In November 2014, Mertl presented his music at the University of São Paulo and at the University of Campinas in Brazil. In 2015 he was performed in Virginia, North Carolina, and Oklahoma and in two Open Gate showcases at the Tenri Cultural Institute in New York City. During the summer and fall of 2015 he was resident composer at the Oberpfälzer Künstlerhaus in Schwandorf, Germany and he was guest of honor at the Balkan Art Forum 2015 in Niš, Serbia where he gave the keynote address and presented his music. In April and May 2016, he returned to Brazil for performances, lectures and masterclasses at universities in São Paulo, (UNESP and USP), Goiâna (UFG), Porto Alegre (UFRGS), and Pelotas (UFPEL).

In 2017 Mertl was a resident composer in Vigoulet-Auzil, France where he presented his work at the end of his stay in a concert-lecture format. He returns to VCCA in January 2018 and to Brazil for another tour of universities in May and June.

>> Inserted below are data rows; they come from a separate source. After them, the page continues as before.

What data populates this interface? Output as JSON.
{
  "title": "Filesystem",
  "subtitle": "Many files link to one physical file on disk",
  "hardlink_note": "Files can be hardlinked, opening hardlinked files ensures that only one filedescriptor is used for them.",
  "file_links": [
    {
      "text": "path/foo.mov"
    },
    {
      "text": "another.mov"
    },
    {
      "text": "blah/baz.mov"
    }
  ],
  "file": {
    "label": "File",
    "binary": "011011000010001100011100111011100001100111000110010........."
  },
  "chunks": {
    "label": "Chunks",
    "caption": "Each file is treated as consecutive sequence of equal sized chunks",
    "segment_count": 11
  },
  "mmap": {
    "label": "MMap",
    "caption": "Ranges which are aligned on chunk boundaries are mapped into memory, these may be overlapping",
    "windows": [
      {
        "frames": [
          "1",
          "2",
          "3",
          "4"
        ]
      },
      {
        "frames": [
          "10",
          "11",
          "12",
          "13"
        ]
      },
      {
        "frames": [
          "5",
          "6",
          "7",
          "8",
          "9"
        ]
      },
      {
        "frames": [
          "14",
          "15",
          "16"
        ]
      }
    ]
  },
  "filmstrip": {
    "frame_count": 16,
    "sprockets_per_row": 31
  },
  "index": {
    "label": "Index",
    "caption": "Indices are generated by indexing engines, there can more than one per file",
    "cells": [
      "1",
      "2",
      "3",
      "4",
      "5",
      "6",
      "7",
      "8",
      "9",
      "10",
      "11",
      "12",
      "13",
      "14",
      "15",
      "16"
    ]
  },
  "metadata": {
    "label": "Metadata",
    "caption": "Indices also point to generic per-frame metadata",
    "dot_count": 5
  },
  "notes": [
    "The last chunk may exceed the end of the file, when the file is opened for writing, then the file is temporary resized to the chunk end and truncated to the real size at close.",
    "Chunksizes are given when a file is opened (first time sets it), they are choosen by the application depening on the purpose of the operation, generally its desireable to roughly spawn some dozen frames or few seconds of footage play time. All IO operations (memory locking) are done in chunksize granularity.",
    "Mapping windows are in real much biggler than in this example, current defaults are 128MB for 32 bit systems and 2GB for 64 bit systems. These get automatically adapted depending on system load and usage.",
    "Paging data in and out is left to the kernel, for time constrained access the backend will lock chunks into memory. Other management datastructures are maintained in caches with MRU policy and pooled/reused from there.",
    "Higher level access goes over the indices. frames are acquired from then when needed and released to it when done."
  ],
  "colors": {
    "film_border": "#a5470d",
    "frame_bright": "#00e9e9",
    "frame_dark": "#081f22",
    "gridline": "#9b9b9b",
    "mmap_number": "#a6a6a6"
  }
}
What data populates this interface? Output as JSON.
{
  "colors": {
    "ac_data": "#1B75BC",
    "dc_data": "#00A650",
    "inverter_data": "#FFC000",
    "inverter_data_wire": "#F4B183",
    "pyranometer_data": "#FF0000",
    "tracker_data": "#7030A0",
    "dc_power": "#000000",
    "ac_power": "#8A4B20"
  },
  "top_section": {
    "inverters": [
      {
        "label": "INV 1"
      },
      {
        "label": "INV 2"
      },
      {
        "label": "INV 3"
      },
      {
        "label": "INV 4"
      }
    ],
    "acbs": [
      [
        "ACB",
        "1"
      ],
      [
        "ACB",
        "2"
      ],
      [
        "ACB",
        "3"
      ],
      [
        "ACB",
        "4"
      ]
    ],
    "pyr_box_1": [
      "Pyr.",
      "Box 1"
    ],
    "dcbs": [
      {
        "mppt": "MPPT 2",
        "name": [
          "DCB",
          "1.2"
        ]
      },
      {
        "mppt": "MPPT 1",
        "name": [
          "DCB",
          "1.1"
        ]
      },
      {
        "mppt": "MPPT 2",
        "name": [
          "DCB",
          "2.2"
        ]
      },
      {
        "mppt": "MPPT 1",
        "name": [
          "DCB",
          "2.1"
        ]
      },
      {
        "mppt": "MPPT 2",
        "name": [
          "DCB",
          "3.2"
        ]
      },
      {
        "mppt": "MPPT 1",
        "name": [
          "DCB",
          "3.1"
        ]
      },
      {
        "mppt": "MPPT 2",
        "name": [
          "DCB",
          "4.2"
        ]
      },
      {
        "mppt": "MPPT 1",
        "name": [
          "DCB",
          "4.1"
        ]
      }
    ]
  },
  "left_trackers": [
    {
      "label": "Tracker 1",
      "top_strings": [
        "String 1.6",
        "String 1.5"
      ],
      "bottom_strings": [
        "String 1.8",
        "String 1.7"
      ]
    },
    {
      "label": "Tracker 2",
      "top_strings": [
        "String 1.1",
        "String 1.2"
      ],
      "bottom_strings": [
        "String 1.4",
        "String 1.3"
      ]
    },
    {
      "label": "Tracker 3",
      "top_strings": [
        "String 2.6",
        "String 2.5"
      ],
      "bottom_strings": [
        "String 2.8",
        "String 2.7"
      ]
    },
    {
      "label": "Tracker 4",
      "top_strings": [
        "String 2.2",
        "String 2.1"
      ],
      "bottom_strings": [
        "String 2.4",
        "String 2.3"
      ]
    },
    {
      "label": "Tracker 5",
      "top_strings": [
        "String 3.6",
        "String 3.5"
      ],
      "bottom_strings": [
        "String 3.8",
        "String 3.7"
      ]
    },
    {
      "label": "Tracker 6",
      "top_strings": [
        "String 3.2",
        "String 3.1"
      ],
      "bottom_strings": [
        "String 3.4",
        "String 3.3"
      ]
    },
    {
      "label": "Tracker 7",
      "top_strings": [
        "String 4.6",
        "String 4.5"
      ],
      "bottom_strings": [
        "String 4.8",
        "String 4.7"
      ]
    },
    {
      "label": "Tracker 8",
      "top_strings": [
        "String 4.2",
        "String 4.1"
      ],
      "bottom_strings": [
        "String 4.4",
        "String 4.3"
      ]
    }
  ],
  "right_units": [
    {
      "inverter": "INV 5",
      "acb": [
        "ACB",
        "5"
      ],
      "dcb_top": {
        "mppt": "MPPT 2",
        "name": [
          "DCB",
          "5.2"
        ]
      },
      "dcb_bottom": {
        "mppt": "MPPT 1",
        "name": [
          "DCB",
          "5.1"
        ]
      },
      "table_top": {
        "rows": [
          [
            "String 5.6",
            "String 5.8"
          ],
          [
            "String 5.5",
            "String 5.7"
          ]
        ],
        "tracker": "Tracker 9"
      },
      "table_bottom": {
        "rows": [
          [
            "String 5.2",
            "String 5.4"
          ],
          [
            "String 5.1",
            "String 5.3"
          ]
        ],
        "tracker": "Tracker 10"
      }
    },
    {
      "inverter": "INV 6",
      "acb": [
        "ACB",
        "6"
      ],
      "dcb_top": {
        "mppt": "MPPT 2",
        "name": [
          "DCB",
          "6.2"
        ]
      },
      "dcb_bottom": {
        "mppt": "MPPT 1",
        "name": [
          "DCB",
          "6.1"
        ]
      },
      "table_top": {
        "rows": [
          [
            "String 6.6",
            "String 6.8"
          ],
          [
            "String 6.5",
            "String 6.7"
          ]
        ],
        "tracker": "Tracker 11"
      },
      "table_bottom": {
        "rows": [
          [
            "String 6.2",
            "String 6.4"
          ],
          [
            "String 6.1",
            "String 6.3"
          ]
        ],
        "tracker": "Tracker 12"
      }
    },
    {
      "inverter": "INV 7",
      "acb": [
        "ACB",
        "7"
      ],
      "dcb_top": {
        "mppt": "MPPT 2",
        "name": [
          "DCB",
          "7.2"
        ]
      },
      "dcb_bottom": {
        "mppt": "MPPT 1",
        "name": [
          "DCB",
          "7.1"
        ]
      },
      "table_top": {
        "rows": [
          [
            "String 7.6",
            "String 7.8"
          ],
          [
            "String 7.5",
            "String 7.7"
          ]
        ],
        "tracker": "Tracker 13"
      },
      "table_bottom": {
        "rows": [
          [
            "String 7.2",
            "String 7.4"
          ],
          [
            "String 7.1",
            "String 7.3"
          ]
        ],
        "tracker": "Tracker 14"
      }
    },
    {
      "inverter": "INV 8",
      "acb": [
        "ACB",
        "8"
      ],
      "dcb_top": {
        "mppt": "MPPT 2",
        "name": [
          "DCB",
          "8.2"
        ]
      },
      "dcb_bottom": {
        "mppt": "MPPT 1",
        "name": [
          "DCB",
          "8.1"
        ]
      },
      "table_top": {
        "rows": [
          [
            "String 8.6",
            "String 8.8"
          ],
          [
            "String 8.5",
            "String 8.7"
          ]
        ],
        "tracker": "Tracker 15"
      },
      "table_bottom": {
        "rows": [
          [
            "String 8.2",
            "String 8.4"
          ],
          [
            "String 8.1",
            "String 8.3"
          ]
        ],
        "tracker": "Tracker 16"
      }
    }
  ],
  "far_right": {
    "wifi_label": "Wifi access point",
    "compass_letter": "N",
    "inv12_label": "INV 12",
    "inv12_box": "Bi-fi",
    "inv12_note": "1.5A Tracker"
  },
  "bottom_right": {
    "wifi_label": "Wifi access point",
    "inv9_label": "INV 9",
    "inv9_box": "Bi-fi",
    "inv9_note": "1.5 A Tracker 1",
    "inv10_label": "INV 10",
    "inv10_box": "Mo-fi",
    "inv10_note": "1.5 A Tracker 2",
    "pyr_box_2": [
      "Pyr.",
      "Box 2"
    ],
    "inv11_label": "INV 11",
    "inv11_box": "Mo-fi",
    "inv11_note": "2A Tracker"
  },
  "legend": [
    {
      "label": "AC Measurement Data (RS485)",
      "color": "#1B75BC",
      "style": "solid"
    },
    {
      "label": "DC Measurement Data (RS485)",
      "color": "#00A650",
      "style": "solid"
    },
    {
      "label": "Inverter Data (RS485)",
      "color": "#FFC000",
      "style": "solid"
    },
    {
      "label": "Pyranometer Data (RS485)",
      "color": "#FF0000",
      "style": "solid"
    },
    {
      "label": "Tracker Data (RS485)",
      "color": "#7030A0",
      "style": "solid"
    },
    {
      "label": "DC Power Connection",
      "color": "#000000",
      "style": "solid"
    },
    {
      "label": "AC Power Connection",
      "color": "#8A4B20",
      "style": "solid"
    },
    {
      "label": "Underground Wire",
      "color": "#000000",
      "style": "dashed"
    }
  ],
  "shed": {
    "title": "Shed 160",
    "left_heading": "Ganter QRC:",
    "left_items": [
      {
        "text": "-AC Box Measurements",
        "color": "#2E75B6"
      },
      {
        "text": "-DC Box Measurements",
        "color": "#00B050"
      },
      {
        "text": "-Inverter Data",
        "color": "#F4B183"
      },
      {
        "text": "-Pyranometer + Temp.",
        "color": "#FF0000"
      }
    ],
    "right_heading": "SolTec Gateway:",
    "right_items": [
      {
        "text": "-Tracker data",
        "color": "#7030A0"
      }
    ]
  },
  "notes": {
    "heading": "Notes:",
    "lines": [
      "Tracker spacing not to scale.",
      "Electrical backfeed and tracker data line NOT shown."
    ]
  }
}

Of his Bridge release, the American Record Guide complimented its "compositional ingenuity and detail", and Fanfare Magazine noted its "distinctive and compelling voice".

==Awards and recognition==
Mertl is full-time Visiting Artist of Composition at the Setnor School of Music at Syracuse University. He has degrees from Yale University (BA 1991) and the Eastman School of Music (Ph.D. in Music Composition 2005) and has been composer-in-residence at The Ragdale Foundation (August 2008), the Virginia Center for the Creative Arts (Fall 2007), at the I-Park Artists Enclave in East Haddam, CT (July 2006, May 2008, September 2009), and at the Chamber Music Festival of the East at Bennington College in Vermont (2001).

He has won major awards such as the Chicago Symphony's First Hearing Award and a 1998 Tanglewood Composition Fellowship. At Tanglewood, he studied with Henri Dutilleux and Mauricio Kagel.